Fairy tales remind us of this. They remind us that possibility always
exceeds probability. That the wildest reaches of the possible are not found in spreadsheets
or statistics but in stories. Stories about girls who sleep for a hundred years
and wake to love. About boys who trade a cow for magic beans and find a giant's
treasure. About ordinary people who, when faced with the impossible, find within
themselves the trust to walk forward anyway.
This week, read a fairy tale. Not to a grandchild. To yourself.
Read The Snow Queen. Read The Twelve Dancing Princesses.
Read the story of Baba Yaga or Vasilisa the Wise.
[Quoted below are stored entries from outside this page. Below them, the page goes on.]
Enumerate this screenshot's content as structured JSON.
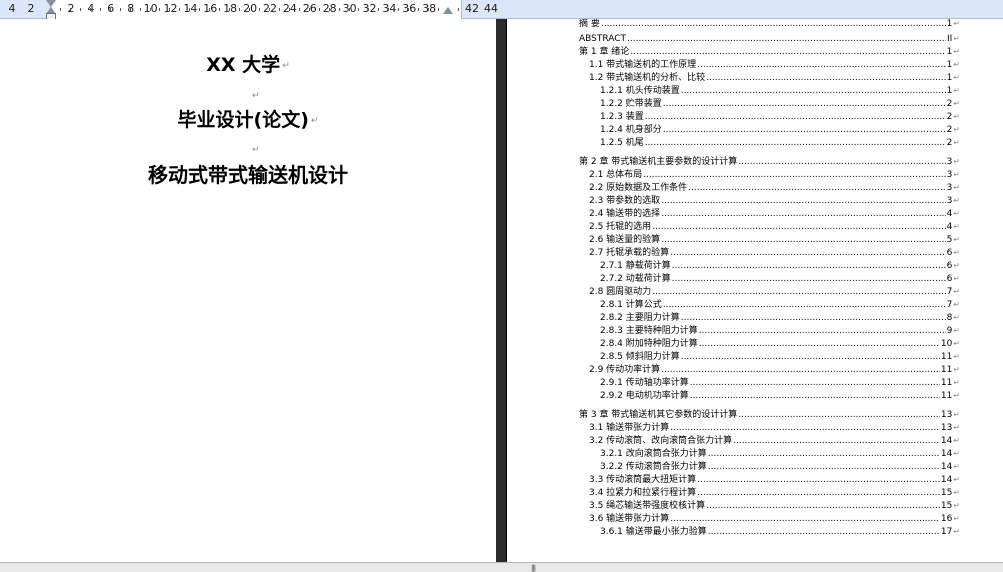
{
  "ruler": {
    "left_numbers": [
      "4",
      "2"
    ],
    "numbers": [
      "2",
      "4",
      "6",
      "8",
      "10",
      "12",
      "14",
      "16",
      "18",
      "20",
      "22",
      "24",
      "26",
      "28",
      "30",
      "32",
      "34",
      "36",
      "38"
    ],
    "right_numbers": [
      "42",
      "44"
    ]
  },
  "title_page": {
    "school": "XX 大学",
    "thesis_type": "毕业设计(论文)",
    "thesis_title": "移动式带式输送机设计",
    "para_mark": "↵"
  },
  "toc": [
    {
      "title": "摘    要",
      "page": "1",
      "level": 0
    },
    {
      "title": "ABSTRACT",
      "page": "II",
      "level": 0
    },
    {
      "title": "第 1 章  绪论",
      "page": "1",
      "level": 0
    },
    {
      "title": "1.1 带式输送机的工作原理",
      "page": "1",
      "level": 1
    },
    {
      "title": "1.2 带式输送机的分析、比较",
      "page": "1",
      "level": 1
    },
    {
      "title": "1.2.1 机头传动装置",
      "page": "1",
      "level": 2
    },
    {
      "title": "1.2.2 贮带装置",
      "page": "2",
      "level": 2
    },
    {
      "title": "1.2.3 装置",
      "page": "2",
      "level": 2
    },
    {
      "title": "1.2.4 机身部分",
      "page": "2",
      "level": 2
    },
    {
      "title": "1.2.5 机尾",
      "page": "2",
      "level": 2
    },
    {
      "title": "第 2 章   带式输送机主要参数的设计计算",
      "page": "3",
      "level": 0
    },
    {
      "title": "2.1   总体布局",
      "page": "3",
      "level": 1
    },
    {
      "title": "2.2   原始数据及工作条件",
      "page": "3",
      "level": 1
    },
    {
      "title": "2.3   带参数的选取",
      "page": "3",
      "level": 1
    },
    {
      "title": "2.4   输送带的选择",
      "page": "4",
      "level": 1
    },
    {
      "title": "2.5   托辊的选用",
      "page": "4",
      "level": 1
    },
    {
      "title": "2.6   输送量的验算",
      "page": "5",
      "level": 1
    },
    {
      "title": "2.7   托辊承载的验算",
      "page": "6",
      "level": 1
    },
    {
      "title": "2.7.1    静载荷计算",
      "page": "6",
      "level": 2
    },
    {
      "title": "2.7.2    动载荷计算",
      "page": "6",
      "level": 2
    },
    {
      "title": "2.8 圆周驱动力",
      "page": "7",
      "level": 1
    },
    {
      "title": "2.8.1  计算公式",
      "page": "7",
      "level": 2
    },
    {
      "title": "2.8.2  主要阻力计算",
      "page": "8",
      "level": 2
    },
    {
      "title": "2.8.3  主要特种阻力计算",
      "page": "9",
      "level": 2
    },
    {
      "title": "2.8.4  附加特种阻力计算",
      "page": "10",
      "level": 2
    },
    {
      "title": "2.8.5  倾斜阻力计算",
      "page": "11",
      "level": 2
    },
    {
      "title": "2.9 传动功率计算",
      "page": "11",
      "level": 1
    },
    {
      "title": "2.9.1  传动轴功率计算",
      "page": "11",
      "level": 2
    },
    {
      "title": "2.9.2  电动机功率计算",
      "page": "11",
      "level": 2
    },
    {
      "title": "第 3 章    带式输送机其它参数的设计计算",
      "page": "13",
      "level": 0
    },
    {
      "title": "3.1 输送带张力计算",
      "page": "13",
      "level": 1
    },
    {
      "title": "3.2 传动滚筒、改向滚筒合张力计算",
      "page": "14",
      "level": 1
    },
    {
      "title": "3.2.1  改向滚筒合张力计算",
      "page": "14",
      "level": 2
    },
    {
      "title": "3.2.2  传动滚筒合张力计算",
      "page": "14",
      "level": 2
    },
    {
      "title": "3.3 传动滚筒最大扭矩计算",
      "page": "14",
      "level": 1
    },
    {
      "title": "3.4 拉紧力和拉紧行程计算",
      "page": "15",
      "level": 1
    },
    {
      "title": "3.5 绳芯输送带强度校核计算",
      "page": "15",
      "level": 1
    },
    {
      "title": "3.6   输送带张力计算",
      "page": "16",
      "level": 1
    },
    {
      "title": "3.6.1    输送带最小张力验算",
      "page": "17",
      "level": 2
    }
  ],
  "statusbar": {
    "grip": "|||"
  }
}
Read something that
reminds you that the world is stranger and more possible than the news would have
you believe.
And when you finish, ask yourself: What impossible thing am I
being asked to trust right now?
You may not have an answer. That is fine. The hero never knows at
the beginning either.
But the path is there. The thread is there. And you, like every hero
before you, have everything you need to find it.
Once upon a time are not just words for children.
They are the oldest, wisest, most hopeful words we have.
And we need them now more than ever.